My participation in the XL Symposium of the Scientific Instrument Commission (Online, 25-31 July 2021) was entitled: “Play, Design, Science: Spinning Tops, Crossing Spaces, Understanding Physics”.


Crossing disciplinary spaces lies at the heart of the work of designer duo Ray and Charles Eames (1912-1988 and 1907-1978 respectively). They continue to inspire designers all over the world but are perhaps less known among the scientific community, despite their highly original contributions to the popularisation of science. In my presentation, I highlight their seven and a half minutes film Tops (1969), which communicates the physics of gyration. Avid collectors themselves of tops from numerous cultures, they used items from their collection to illustrate the universal laws of gravity and motion. The end result is a mesmerising short film about a fascinating artefact that has been crossing physical and intellectual spaces throughout history.
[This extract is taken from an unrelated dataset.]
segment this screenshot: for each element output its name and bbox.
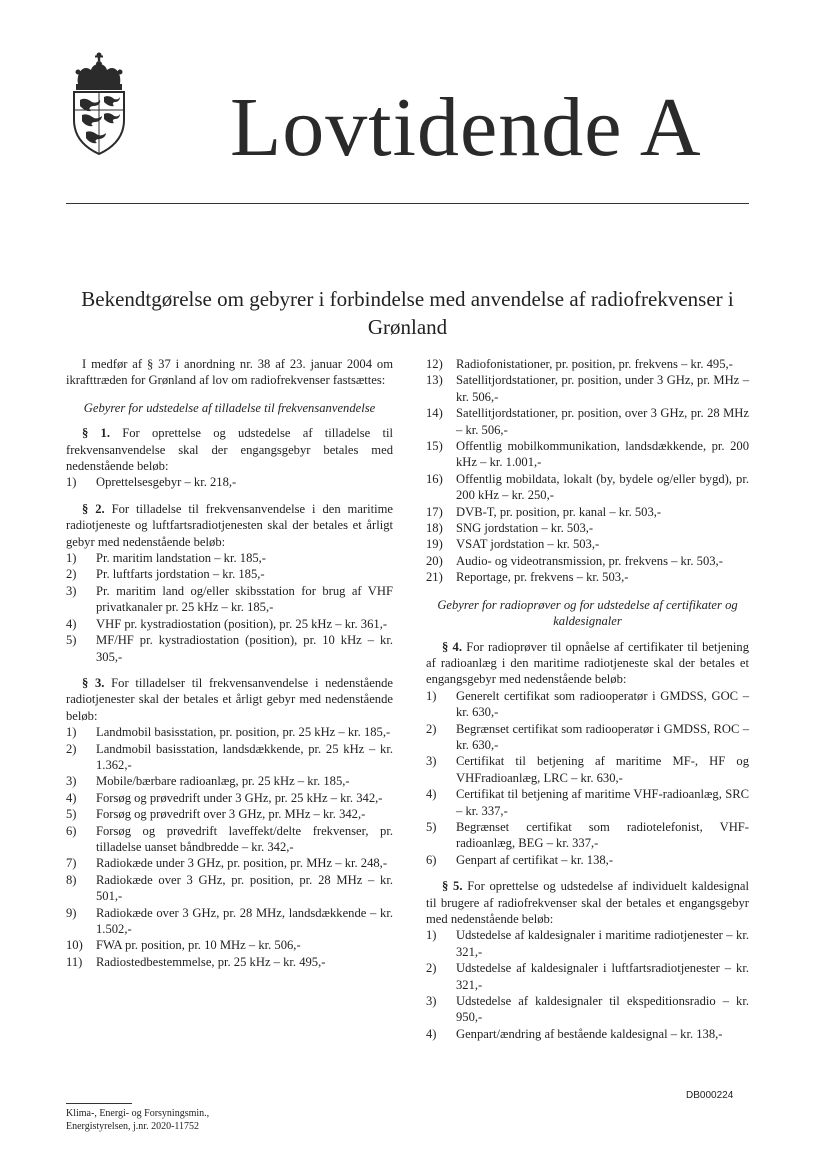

Think of Pieter Bruegel the Elder’s Children’s Games of 1560 where children experiment with various types of tops at a town market square; James Clerk Maxwell’s 1857 “dynamical top” presentation at the Royal Society in Edinburgh illustrating advanced concepts connected with rotating bodies; and different kinds of tops exhibited today in childhood and play museums all over the world. The humble top appears as an exemplary object for the range and variability of spaces for instruments. Furthermore, the history and usage of tops suggests the significance of cross-disciplinary approaches in museological and educational practice.